If a company is publishing enough detail about SoTA architectures for researchers to ballpark reproduce, that is a win in my book.
I'm not actually expecting them to be 100% reproducible. I'm more than familiar with the work required to do that.
What I'm expecting is not holding back the secret sauce, as seen in some (or many) publications.
My gripe is not limited to DL/ML/AI scope either. When I try to compare my results with the papers I cite, I generally can't find the formulae or the detailed method to reproduce the numerical method the paper claims, and this leaves us at the dark.
All I can do is saying "Paper23 cites these results, and we surpass them at this, we are even at that, and they are better at the other thing", which I'm not comfortable doing. Not because they are not telling the truth, but I want to test my method against other methods on an even ground.
> My gripe is not limited to DL/ML/AI scope either. When I try to compare my results with the papers I cite, I generally can't find the formulae or the detailed method to reproduce the numerical method the paper claims, and this leaves us at the dark.

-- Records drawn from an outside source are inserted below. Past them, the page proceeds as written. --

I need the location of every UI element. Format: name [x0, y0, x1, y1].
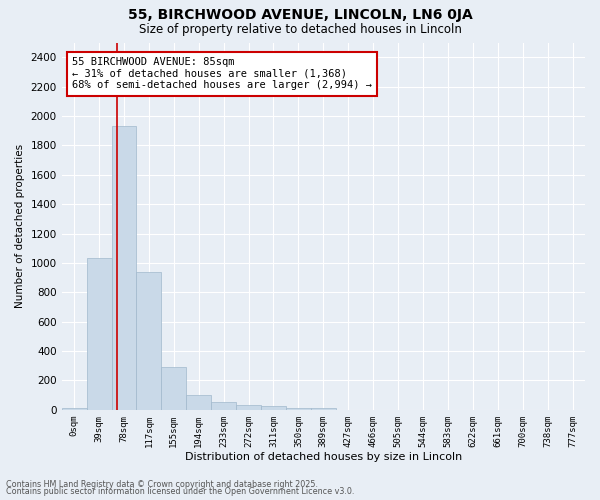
- Bar: [311, 408, 336, 410]
- Bar: [211, 402, 236, 410]
- Bar: [112, 126, 136, 410]
- Bar: [161, 367, 186, 410]
- Text: Contains HM Land Registry data © Crown copyright and database right 2025.: Contains HM Land Registry data © Crown c…: [6, 480, 318, 489]
- X-axis label: Distribution of detached houses by size in Lincoln: Distribution of detached houses by size …: [185, 452, 462, 462]
- Bar: [286, 408, 311, 410]
- Bar: [236, 404, 261, 410]
- Text: 55, BIRCHWOOD AVENUE, LINCOLN, LN6 0JA: 55, BIRCHWOOD AVENUE, LINCOLN, LN6 0JA: [128, 8, 472, 22]
- Text: Contains public sector information licensed under the Open Government Licence v3: Contains public sector information licen…: [6, 487, 355, 496]
- Bar: [261, 406, 286, 410]
- Text: Size of property relative to detached houses in Lincoln: Size of property relative to detached ho…: [139, 22, 461, 36]
- Bar: [86, 258, 112, 410]
- Y-axis label: Number of detached properties: Number of detached properties: [15, 144, 25, 308]
- Bar: [186, 395, 211, 410]
- Bar: [62, 408, 86, 410]
- Bar: [136, 272, 161, 410]
- Text: 55 BIRCHWOOD AVENUE: 85sqm
← 31% of detached houses are smaller (1,368)
68% of s: 55 BIRCHWOOD AVENUE: 85sqm ← 31% of deta…: [72, 57, 372, 90]
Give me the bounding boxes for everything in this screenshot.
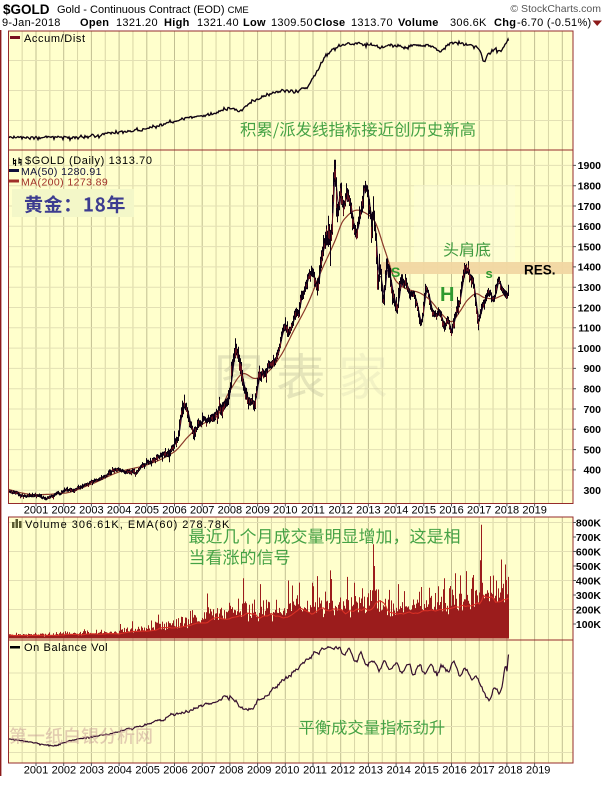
svg-text:2001: 2001 [24,505,48,517]
svg-text:2012: 2012 [331,765,355,777]
svg-text:1313.70: 1313.70 [351,17,393,29]
svg-text:1200: 1200 [578,302,602,314]
svg-text:1300: 1300 [578,282,602,294]
svg-text:2004: 2004 [107,505,131,517]
svg-text:2008: 2008 [218,505,242,517]
svg-text:High: High [164,17,190,29]
svg-text:9-Jan-2018: 9-Jan-2018 [2,17,61,29]
svg-text:800K: 800K [576,517,602,529]
svg-text:1321.40: 1321.40 [197,17,239,29]
svg-text:2012: 2012 [328,505,352,517]
svg-text:1600: 1600 [578,221,602,233]
svg-text:2005: 2005 [135,505,159,517]
svg-text:2017: 2017 [470,765,494,777]
svg-text:2019: 2019 [526,765,550,777]
svg-text:306.6K: 306.6K [450,17,487,29]
svg-text:2011: 2011 [303,765,327,777]
svg-text:2016: 2016 [442,765,466,777]
svg-text:2010: 2010 [275,765,299,777]
svg-text:$GOLD: $GOLD [3,2,50,17]
svg-text:2006: 2006 [163,765,187,777]
svg-text:2007: 2007 [191,765,215,777]
svg-text:2002: 2002 [51,505,75,517]
svg-text:1100: 1100 [578,323,601,335]
svg-text:2001: 2001 [24,765,48,777]
svg-text:2015: 2015 [412,505,436,517]
svg-text:1321.20: 1321.20 [116,17,158,29]
svg-text:400K: 400K [576,575,602,587]
svg-text:600: 600 [583,424,601,436]
svg-text:2004: 2004 [107,765,131,777]
svg-text:1900: 1900 [578,160,602,172]
svg-text:2009: 2009 [247,765,271,777]
svg-text:2006: 2006 [162,505,186,517]
svg-text:$GOLD (Daily) 1313.70: $GOLD (Daily) 1313.70 [25,155,153,167]
svg-text:200K: 200K [576,604,602,616]
svg-text:600K: 600K [576,546,602,558]
svg-text:700K: 700K [576,532,602,544]
svg-text:2011: 2011 [301,505,325,517]
svg-text:2009: 2009 [245,505,269,517]
svg-text:1000: 1000 [578,343,602,355]
svg-text:MA(50) 1280.91: MA(50) 1280.91 [21,166,102,178]
svg-text:1309.50: 1309.50 [271,17,313,29]
svg-text:Low: Low [243,17,266,29]
svg-text:s: s [486,266,493,281]
svg-text:2014: 2014 [386,765,410,777]
svg-text:1500: 1500 [578,241,602,253]
svg-text:800: 800 [583,384,601,396]
svg-text:Gold - Continuous Contract (EO: Gold - Continuous Contract (EOD) CME [57,4,249,16]
svg-text:Volume 306.61K, EMA(60) 278.78: Volume 306.61K, EMA(60) 278.78K [25,519,230,531]
svg-text:2017: 2017 [467,505,491,517]
svg-text:700: 700 [583,404,601,416]
svg-text:2003: 2003 [79,505,103,517]
svg-text:500K: 500K [576,561,602,573]
svg-text:1800: 1800 [578,181,602,193]
svg-text:2015: 2015 [414,765,438,777]
svg-text:Close: Close [314,17,345,29]
svg-text:2019: 2019 [522,505,546,517]
svg-text:2008: 2008 [219,765,243,777]
svg-text:300K: 300K [576,590,602,602]
svg-text:2018: 2018 [498,765,522,777]
svg-text:2013: 2013 [356,505,380,517]
svg-text:RES.: RES. [524,263,556,278]
svg-text:2013: 2013 [359,765,383,777]
svg-text:H: H [440,284,454,306]
svg-text:1700: 1700 [578,201,602,213]
svg-text:Chg: Chg [494,17,516,29]
svg-text:Open: Open [80,17,109,29]
svg-text:2007: 2007 [190,505,214,517]
svg-text:2016: 2016 [439,505,463,517]
svg-text:2002: 2002 [52,765,76,777]
svg-text:300: 300 [583,485,601,497]
svg-text:-6.70 (-0.51%): -6.70 (-0.51%) [517,17,592,29]
svg-text:2003: 2003 [80,765,104,777]
svg-text:On Balance Vol: On Balance Vol [24,642,108,654]
svg-text:2010: 2010 [273,505,297,517]
svg-text:900: 900 [583,363,601,375]
svg-text:1400: 1400 [578,262,602,274]
svg-text:MA(200) 1273.89: MA(200) 1273.89 [21,177,108,189]
svg-text:2005: 2005 [135,765,159,777]
svg-text:100K: 100K [576,619,602,631]
svg-text:© StockCharts.com: © StockCharts.com [510,3,601,15]
svg-text:S: S [391,264,400,280]
svg-text:500: 500 [583,444,601,456]
svg-text:400: 400 [583,465,601,477]
svg-text:2018: 2018 [495,505,519,517]
svg-text:Volume: Volume [398,17,439,29]
svg-text:2014: 2014 [384,505,408,517]
svg-text:Accum/Dist: Accum/Dist [24,33,86,45]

I agree. So many don't even both including hyperparams, even when they publish the code. The Github Issues for their code are littered with questions asking about hyperparams.
> All I can do is saying "Paper23 cites these results, and we surpass them at this, we are even at that, and they are better at the other thing", which I'm not comfortable doing.
If you are achieving better results, on the same dataset, and you are not cheating in anyway, and others can reproduce your results, then I don't know what is wrong with saying you got a better result.
Issues somewhat arise when you are using better hardware with more parameters or larger batch sizes than the original authors could have attempted. I think this accounts for the results in many papers.